Commentary: How to justify affirmative action in the workplace

Published 9:00 pm Monday, September 18, 2023

Ever since the U.S. Supreme Court’s decisions last spring about affirmative action in college admissions, advocates of diversity in the workplace have wondered about the implications for employment. The recent lawsuit challenging an apprenticeship program designed to expand opportunities for people of color is likely to give us more data. And although many in the civil rights community are understandably wary, I think there’s a fair chance the program survives the challenge. If it doesn’t, we’ll wind up with a peculiarly unpleasant chicken-and-egg problem.

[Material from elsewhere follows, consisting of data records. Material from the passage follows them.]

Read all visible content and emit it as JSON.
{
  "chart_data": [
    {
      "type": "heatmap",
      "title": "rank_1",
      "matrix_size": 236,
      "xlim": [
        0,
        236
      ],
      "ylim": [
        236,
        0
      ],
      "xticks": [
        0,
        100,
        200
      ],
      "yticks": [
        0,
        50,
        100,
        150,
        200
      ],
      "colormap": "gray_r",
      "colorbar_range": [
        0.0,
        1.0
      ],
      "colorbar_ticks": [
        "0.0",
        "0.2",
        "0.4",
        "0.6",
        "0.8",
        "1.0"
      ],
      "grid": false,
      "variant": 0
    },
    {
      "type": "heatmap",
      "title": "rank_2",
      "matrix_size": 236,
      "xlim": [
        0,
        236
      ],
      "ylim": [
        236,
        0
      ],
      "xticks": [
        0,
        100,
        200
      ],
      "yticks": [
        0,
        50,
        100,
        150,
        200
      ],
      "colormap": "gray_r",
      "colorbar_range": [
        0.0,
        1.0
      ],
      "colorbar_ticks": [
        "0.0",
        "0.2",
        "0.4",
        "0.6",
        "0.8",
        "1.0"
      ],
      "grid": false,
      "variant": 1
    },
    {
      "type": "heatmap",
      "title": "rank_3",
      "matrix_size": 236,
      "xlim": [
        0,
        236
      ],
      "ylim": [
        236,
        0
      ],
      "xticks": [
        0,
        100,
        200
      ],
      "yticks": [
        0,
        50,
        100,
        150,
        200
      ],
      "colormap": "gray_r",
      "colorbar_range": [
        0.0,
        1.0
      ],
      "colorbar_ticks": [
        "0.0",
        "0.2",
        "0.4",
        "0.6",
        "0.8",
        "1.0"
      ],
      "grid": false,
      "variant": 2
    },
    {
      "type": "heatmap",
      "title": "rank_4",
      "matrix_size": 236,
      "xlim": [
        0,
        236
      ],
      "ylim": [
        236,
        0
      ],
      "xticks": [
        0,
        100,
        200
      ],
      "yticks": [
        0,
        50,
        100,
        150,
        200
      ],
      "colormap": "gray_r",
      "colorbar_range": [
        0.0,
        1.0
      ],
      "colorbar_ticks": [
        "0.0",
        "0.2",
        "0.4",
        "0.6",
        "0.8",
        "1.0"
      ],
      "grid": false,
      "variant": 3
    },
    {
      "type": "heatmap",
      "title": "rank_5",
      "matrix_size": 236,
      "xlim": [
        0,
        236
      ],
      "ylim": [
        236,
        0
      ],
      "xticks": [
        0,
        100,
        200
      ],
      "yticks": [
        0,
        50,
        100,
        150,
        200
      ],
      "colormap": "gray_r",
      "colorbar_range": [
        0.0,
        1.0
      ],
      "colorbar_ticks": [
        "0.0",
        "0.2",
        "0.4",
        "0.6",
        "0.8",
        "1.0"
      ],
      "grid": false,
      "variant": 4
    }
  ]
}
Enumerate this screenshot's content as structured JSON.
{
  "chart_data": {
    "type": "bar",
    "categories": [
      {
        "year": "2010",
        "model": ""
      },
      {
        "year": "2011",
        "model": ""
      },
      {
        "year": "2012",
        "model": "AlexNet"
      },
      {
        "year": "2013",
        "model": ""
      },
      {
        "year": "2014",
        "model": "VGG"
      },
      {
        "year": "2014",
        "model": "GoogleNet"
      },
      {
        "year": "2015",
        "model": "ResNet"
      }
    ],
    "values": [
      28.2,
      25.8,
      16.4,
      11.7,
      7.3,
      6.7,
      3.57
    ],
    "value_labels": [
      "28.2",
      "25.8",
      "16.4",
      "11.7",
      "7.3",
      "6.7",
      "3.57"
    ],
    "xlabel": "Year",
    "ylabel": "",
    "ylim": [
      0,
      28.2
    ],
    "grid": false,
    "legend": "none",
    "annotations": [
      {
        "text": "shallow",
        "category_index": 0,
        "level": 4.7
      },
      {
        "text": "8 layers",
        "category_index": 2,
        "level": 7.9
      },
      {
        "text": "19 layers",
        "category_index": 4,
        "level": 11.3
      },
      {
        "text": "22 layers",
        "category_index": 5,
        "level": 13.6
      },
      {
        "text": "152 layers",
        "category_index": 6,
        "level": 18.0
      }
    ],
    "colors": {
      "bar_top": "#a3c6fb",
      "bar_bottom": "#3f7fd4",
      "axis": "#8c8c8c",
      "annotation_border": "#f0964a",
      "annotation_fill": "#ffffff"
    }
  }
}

The suit was filed against Meta Platforms and two other defendants on behalf of James Harker, an experienced lighting technician who says that he’s been denied an opportunity to work on a commercial because he is white. In particular, he alleges that the “Double the Line” minority apprenticeship program violates his rights against employment discrimination. Under DTL, as it is known, the producer who is shooting a commercial agrees to select a member of a racial minority for a short-term paid post learning alongside the crew member who already has a budget line; hence the name of the program.

Is opposing employer diversity programs the logical extension of the Supreme Court’s decisions against affirmative action? I’m skeptical.

Let’s start at the beginning. Long before any decisions by the current court, it was clearly illegal to discriminate against employees because they were White. Nearly half a century ago, in a unanimous opinion authored by Justice Thurgood Marshall, the justices affirmed that Title VII of the Civil Rights Act of 1964 imposed upon employers an “obligation not to discriminate against whites.”

Lawsuits against employers for violating that obligation are neither new nor newsworthy. They’ve been around for decades. They’ve even been filed by the Equal Employment Opportunity Commission. On its website, the EEOC touts its work on behalf of (among other examples) a white hotel employee who claimed she was fired after being told “you’re the wrong color”; and its 2011 settlement with a retail clothing chain that allegedly refused to hire white sales staff.

Some of the cases make headlines. In July, a federal court jury ordered Starbucks to pay $25.6 million to a former regional manager who claimed that her firing was part of an effort by the company to “punish White employees.” Last month, the judge in the case tacked on $2.7 million for additional lost wages and benefits.

True, the plaintiffs’ wins are rare. That’s because the courts generally require that the claimant who is white or male show not simply that the employer in question has an affirmative action program, but that in the absence of the program, the claimant would have been hired or promoted.

Will the Supreme Court majority change that well-established body of law? At minimum, one suspects that the justices will soon direct the lower courts to give formal affirmative hiring a closer scrutiny. And yet I suspect most hiring programs should survive.

For one thing, unlike college admissions, where the justices have been openly skeptical for decades about the use of race, there’s lots of law, including Supreme Court decisions, upholding voluntary affirmative action programs. For another, we’re talking about an entirely different statute. For a third, businesses tend to like diversity programs. (So do colleges, but businesses face discipline by the markets if their profits fall, so their support means a lot more.) Perhaps most important, although some employment decisions fit the zero-sum model that troubled the court about college admissions, it’s certainly not true of all — and, in a tight labor market, might not be true of most.

Or maybe, as many fear, the justices will dump half a century of precedent into the waste bin, and rule that companies can’t use race-conscious hiring as a tool for overcoming imbalances in their workforces. Even if that happens, there should be some implements left in the diversity tool kit — including, in particular, apprenticeship and training programs. Perhaps federal courts will take a harder look at affirmative action in hiring. One hopes those programs will survive, but if they don’t, it would be daylight madness to also eliminate the apprenticeship and training programs that help equip future nonwhite job seekers with the skills they’ll need if all employment decisions are henceforth required to be race-neutral.